Dealing with timestamps can be complicated and very different depending on the use case, so here is some advice on dealing with them:

  • Filters should always forward timestamps.

  • If a filter doesn't use timestamps, it should still forward them.

  • If an element relies on timestamps and they are not set, it should raise a meaningful error.

  • Sources should attach timestamps to buffers whenever they're known.

  • Whenever possible, elements should rely on timestamps instead of framerate or audio duration calculated from the stream.

  • If an element queues buffers in its state (or uses a library that does so), it should make sure that the timestamps for the output buffers are the same as for the corresponding input buffers.

  • You should ensure that calculations on timestamps don't introduce an accumulating error. Prefer using rationals over floats.

  • Elements should generate deterministic output timestamps for better testability.
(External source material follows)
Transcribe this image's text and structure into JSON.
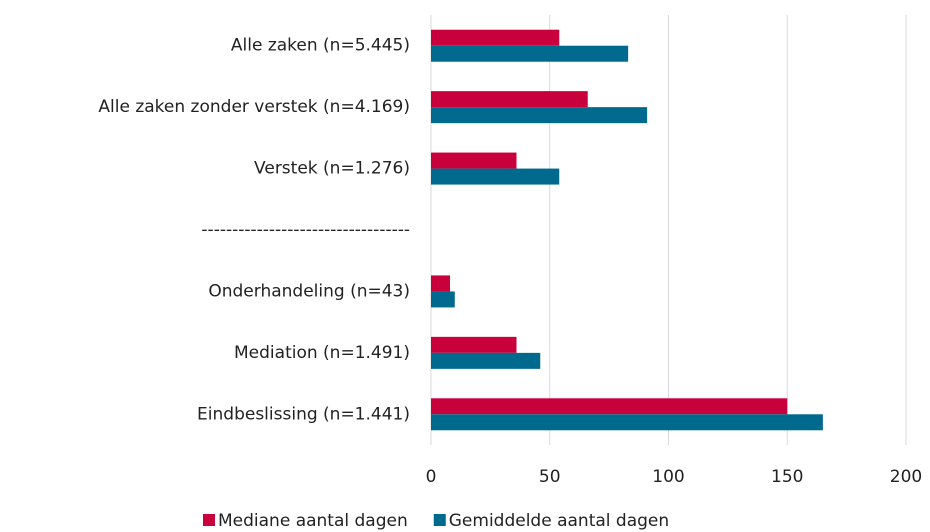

  • If an element transforms N input buffers into M output buffers, each of the output buffers should have either:

    • the timestamp of the first of the input buffers (even if only a part of it was used to construct the output buffers).
    • more precise timestamps, if it's possible to calculate them.
  • Timestamps are harder than they seem and are the source of many bugs, including:

    • Audio/video desynchronization
    • Stream hanging (due to waiting indefinitely to process/play a buffer because of a wrong timestamp)
    • Stream stalls (e.g. due to processing a real-time stream slightly faster than real-time)
    • Memory leaks (e.g. due to processing a real-time stream slightly slower than real-time and indefinite buffering)
    • Video flickering (due to incorrect handling of B-frames)
    • Audio cracking

    Therefore, operations on timestamps should be given a lot of care and be well-tested.